B.O.B sat in the driver's seat, the headlights highlighting the carrots in front of the house, his hand twitched at the handbrake like a cowboy at a showdown, "Alright, you vegetable varmint, draw!"

He released the handbrake and the combine roared forward, the carrots stood firm, hoping the blob would play chicken and swerve at the last moment. He didn't…

SHRED!

The combine obliterated the final carrots. B.O.B cheered for his victory of his mortal enemies, before realising he was heading straight for the Murphy's house.

He couldn't stop in time and the combine went straight through the front of the house, the thresher gutting out all the rooms. The engine couldn't take any more and died. The harvester came to a stop, deep inside the house, the roof now resting on top of it.

B.O.B climbed out and patted his machine, "Farewell, dear friend. You were the best zombie vegetable killing machine I ever…Ooh, candy!"

He grabbed all the Halloween candy scattered on the floor and continued where he had left off, scoffing it down.

Soon Monger and the monsters returned, they and all the residents had returned to normal now the curse of the mutant zombie carrot was broken.

"Well done, B.O.B," said Dr Cockroach, "You defeated the carrot invasion once and for all!"

Monger, who looked quite singed from flying into telephone lines, landed next to them, "Fine work, soldier. The vegetable nightmare is finally over."

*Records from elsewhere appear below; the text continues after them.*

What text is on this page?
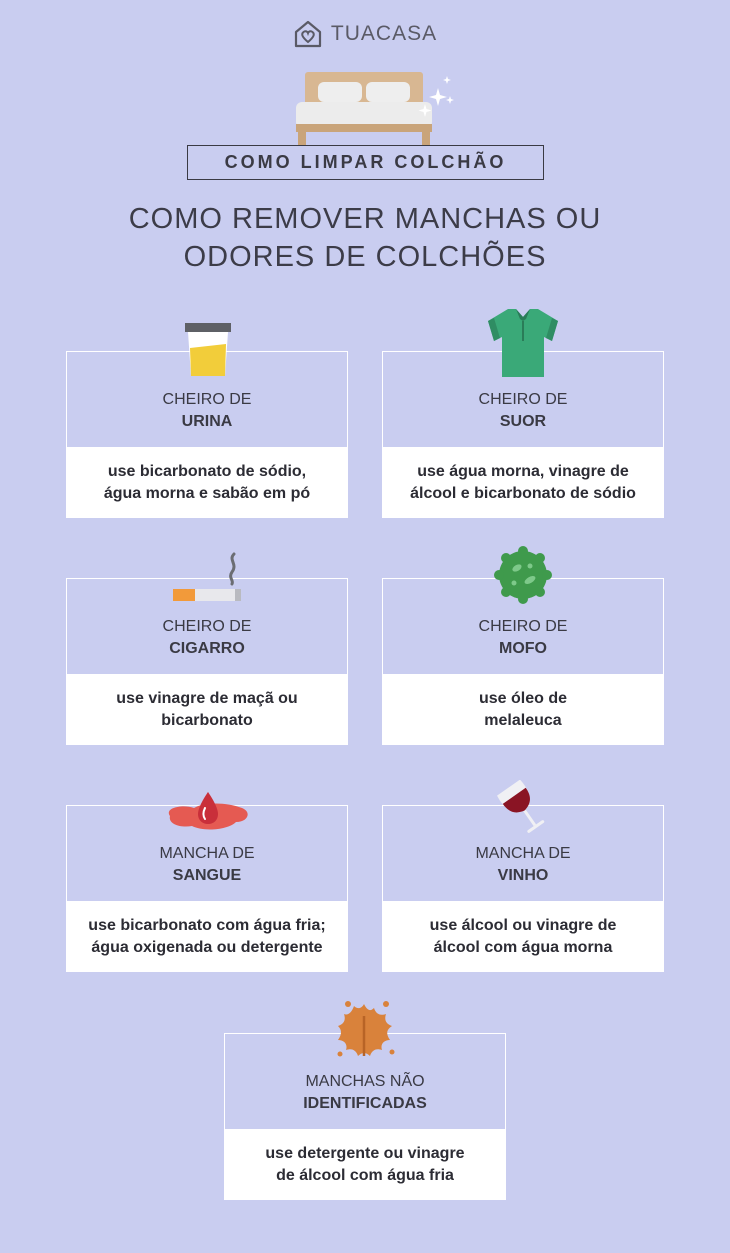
TUACASA
COMO LIMPAR COLCHÃO
COMO REMOVER MANCHAS OU
ODORES DE COLCHÕES
CHEIRO DE
URINA
use bicarbonato de sódio,
água morna e sabão em pó
CHEIRO DE
SUOR
use água morna, vinagre de
álcool e bicarbonato de sódio
CHEIRO DE
CIGARRO
use vinagre de maçã ou
bicarbonato
CHEIRO DE
MOFO
use óleo de
melaleuca
MANCHA DE
SANGUE
use bicarbonato com água fria;
água oxigenada ou detergente
MANCHA DE
VINHO
use álcool ou vinagre de
álcool com água morna
MANCHAS NÃO
IDENTIFICADAS
use detergente ou vinagre
de álcool com água fria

The house gave way and collapsed around the combine harvester, burying it in wood and ripped Halloween decorations.

"Well, NOW it is!" said Link, rubbing his sore ribs after bashing into numerous cars.

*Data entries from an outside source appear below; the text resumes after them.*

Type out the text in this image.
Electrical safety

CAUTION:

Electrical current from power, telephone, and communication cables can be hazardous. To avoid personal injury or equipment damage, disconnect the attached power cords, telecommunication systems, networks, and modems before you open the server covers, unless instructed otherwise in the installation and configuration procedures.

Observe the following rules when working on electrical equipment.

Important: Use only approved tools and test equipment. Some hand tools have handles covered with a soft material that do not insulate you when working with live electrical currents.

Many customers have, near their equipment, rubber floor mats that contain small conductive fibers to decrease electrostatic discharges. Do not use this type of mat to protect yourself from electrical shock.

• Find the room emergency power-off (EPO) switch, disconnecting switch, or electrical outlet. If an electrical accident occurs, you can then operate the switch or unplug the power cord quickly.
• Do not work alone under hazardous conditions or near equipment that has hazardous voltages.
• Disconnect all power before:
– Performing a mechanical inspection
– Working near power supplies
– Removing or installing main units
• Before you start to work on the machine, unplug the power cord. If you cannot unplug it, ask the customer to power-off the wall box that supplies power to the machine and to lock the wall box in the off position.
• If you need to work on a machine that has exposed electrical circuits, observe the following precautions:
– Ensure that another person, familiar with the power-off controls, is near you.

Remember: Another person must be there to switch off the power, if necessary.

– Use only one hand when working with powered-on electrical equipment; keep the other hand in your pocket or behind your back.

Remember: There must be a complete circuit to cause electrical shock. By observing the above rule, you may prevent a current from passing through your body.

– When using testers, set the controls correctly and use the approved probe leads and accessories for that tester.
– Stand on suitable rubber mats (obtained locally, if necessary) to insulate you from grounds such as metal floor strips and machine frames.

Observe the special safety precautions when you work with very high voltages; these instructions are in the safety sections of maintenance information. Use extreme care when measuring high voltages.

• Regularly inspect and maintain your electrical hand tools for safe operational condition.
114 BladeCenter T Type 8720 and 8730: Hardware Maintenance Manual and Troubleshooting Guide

Just then, Susan arrived, a little befuddled at what had happened, "Hey guys, what happened to my pants? They're all ripped and-OH MY GOD! What happened to the house?"

As B.O.B attempted to tell them everything that happened, no one noticed that some green goo had slithered into a flower bed. Seconds later a mutant flower popped out the ground, it cackled and then disappeared into the night.


Yer friends weren't ready for that, eh Claws? Ha!